The wort fermented with WLP530 to give it a Belgiany flavor. Starting gravity was around 1.070 and two weeks later, it terminated at 1.010.
The resulting beer is has absolutely no raisin flavor - none. With a pound of raisins in a four gallon batch, a raisin flavor should be very apparent. For argument sake, Dog Fish Head Raisin Detre calls for 8 ounces and there is no mistaking it is a raisin beer.
I suspect the long boil is the root of the absent raisin flavor.
Does anyone have experience brewing with raisins and perhaps a similar experience? Did the boil kill the flavor?
I personally haven’t used raisins. One person in my local homebrew club has used raisins and recommends adding raisin puree (like you described) in the last 10-15 minutes of the boil.
Ive been reading a lot on adding fruit to beers. The key to getting the flavour and aroma fromt he fruit is adding it to your primary once high Krausen has fallen according to the texts i have read. A vigorious boil will blow off most of the aroma from the fruit and also change the flavor of the fruit because you are essentially cooking it, adding off flavors.
I put 8 oz of raisins in a Cider to bump up the ABV and get raisin flavor. it was subtle but there:)
Good luck:)
Jeff
Edit - Be warned: what you find in the fermenter wont look like a raisin any more…

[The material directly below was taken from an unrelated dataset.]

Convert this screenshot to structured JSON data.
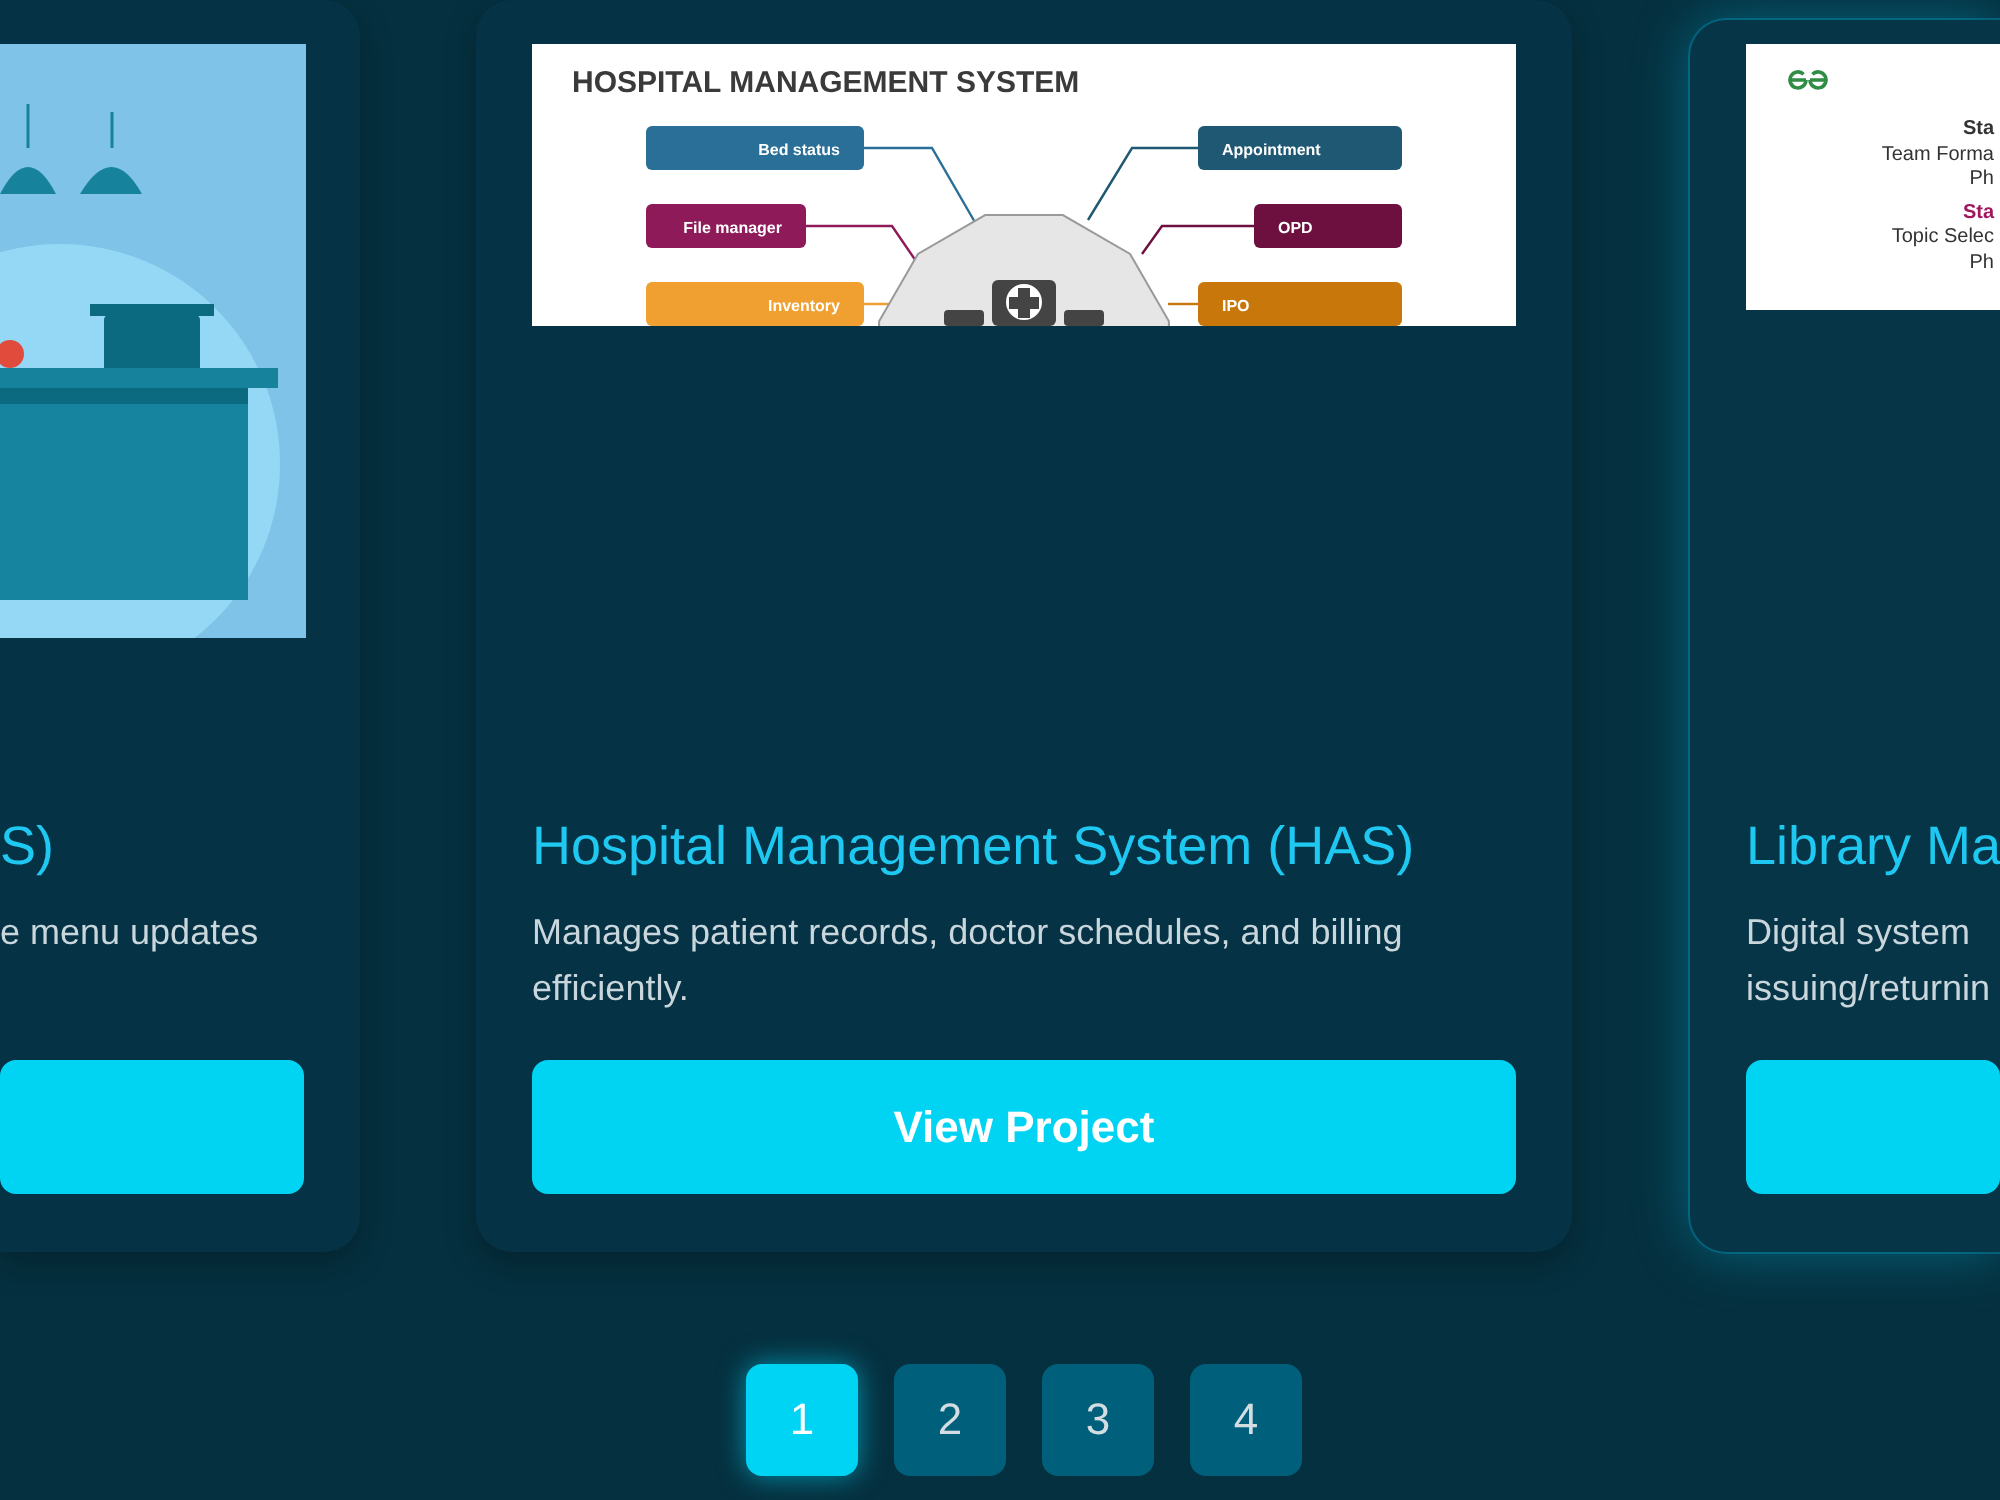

I’ve used raisins before but its been a long time and I can’t remember much about it. That said, regardless of the DFH recipe, 1 lb per 5 gallons might not be enough. You mighty try doubling it. The suggestion to add to secondary or at end of primary is a good one too. I would scorch or deglaze them, puree them with some preboiled water and add them to secondary and maybe double the amount.
You’re right, it does have raisin like flavor… I’ve done both, sometimes in the same beer. It’s something that a pretty good brewery uses (Lost Abbey, as well as DFH) and was fun to experiment with.
I am considering adding another pound, chopped and caramelized with some rum, into the keg in a nylon sock (ala dry hop). It’s been sitting in the keg around 60F for a month or more now.
None that I could imagine. Be sure to sanitize the nylon bag. Otherwise the rum will do the same for the raisins. Think of dry hopping - you don’t sanitize the hops. You’ll be fine.
Roger that. This was a second runnings project from an imperial porter. The main batch was fermented with WLP007 and supplemented with coffee and cacao post-fermentation.
I though I’d play around with the second runnings (first time doing so) and have very little invested in it.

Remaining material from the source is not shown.